ADV DISKOMINFO BPP 2026 Balikpapan Blog

Kesadaran Urus Legalitas Meningkat, Penerbitan NIB di Balikpapan Terus Bertambah



BALIKPAPAN – Tingkat kesadaran pelaku usaha di Kota Balikpapan untuk memiliki legalitas usaha terus menunjukkan peningkatan. Kondisi tersebut tercermin dari bertambahnya jumlah Nomor Induk Berusaha (NIB) yang diterbitkan setiap tahun melalui Dinas Penanaman Modal dan Pelayanan Terpadu Satu Pintu (DPMPTSP) Kota Balikpapan.

Pemerintah Kota Balikpapan menilai tren tersebut sebagai indikator positif berkembangnya budaya usaha yang lebih tertib, profesional, dan siap bersaing. Legalitas usaha kini tidak lagi dipandang sebagai sekadar kewajiban administratif, melainkan menjadi kebutuhan penting dalam mendukung pengembangan usaha dan memperluas akses terhadap berbagai peluang bisnis.

Kepala DPMPTSP Kota Balikpapan, Hasbullah Helmi, mengatakan sepanjang tahun 2025 pihaknya telah menerbitkan sekitar 5.200 NIB. Sementara sejak diberlakukannya sistem Online Single Submission (OSS) pada 2019, jumlah NIB yang diterbitkan secara kumulatif telah mencapai sekitar 127 ribu dokumen.

“Angka ini menunjukkan bahwa kesadaran masyarakat untuk mengurus legalitas usaha terus meningkat.

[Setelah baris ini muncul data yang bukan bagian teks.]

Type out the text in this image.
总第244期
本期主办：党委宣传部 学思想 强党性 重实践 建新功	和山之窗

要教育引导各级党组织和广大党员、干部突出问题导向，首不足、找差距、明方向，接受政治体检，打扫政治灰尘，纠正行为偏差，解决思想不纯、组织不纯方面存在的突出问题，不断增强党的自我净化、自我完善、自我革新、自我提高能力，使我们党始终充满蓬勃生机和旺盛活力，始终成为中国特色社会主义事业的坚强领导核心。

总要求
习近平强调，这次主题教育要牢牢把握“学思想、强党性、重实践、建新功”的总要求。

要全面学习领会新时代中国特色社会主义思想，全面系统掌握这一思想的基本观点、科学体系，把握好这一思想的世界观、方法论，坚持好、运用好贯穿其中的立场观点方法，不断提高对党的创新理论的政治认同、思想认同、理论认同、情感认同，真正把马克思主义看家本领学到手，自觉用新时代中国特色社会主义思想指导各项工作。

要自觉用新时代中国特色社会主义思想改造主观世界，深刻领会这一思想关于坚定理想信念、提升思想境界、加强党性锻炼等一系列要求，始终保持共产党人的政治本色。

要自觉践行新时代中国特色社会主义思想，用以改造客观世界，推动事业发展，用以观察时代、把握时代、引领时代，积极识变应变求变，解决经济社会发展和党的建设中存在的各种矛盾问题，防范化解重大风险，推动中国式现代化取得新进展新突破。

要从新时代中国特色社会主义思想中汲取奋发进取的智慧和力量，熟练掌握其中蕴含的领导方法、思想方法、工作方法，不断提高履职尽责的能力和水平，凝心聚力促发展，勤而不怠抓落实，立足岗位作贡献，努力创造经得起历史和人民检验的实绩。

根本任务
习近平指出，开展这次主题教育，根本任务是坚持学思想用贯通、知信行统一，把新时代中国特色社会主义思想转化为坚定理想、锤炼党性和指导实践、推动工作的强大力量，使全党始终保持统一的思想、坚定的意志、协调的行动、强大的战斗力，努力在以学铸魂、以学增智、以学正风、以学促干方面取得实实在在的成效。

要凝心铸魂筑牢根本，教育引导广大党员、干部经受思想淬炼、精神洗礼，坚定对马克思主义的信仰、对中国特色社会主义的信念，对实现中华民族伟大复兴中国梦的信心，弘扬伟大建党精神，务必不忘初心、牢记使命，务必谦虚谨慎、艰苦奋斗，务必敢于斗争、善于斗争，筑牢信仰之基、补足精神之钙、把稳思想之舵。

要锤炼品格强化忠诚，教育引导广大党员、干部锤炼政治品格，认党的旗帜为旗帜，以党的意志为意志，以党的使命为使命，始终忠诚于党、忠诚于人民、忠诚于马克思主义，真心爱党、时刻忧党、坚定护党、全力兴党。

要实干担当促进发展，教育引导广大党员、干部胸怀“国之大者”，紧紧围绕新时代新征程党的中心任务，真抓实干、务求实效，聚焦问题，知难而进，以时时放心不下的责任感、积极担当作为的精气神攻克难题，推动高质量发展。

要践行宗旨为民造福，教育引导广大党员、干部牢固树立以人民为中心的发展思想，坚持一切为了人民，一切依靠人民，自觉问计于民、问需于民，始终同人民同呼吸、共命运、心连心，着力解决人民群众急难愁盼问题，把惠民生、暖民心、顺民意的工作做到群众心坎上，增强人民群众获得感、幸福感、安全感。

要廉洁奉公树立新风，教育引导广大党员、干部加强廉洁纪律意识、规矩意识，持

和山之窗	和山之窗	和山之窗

Pelaku usaha kini semakin memahami bahwa NIB bukan hanya persyaratan administratif, tetapi juga menjadi identitas resmi usaha yang memberikan banyak manfaat,” ujar Helmi, Senin (22/6/2026).

Menurutnya, kepemilikan NIB memberikan berbagai keuntungan bagi pelaku usaha. Selain menjadi bukti legalitas, NIB juga membuka akses terhadap pembiayaan perbankan, program pembinaan pemerintah, sertifikasi usaha, hingga peluang kerja sama dengan berbagai pihak.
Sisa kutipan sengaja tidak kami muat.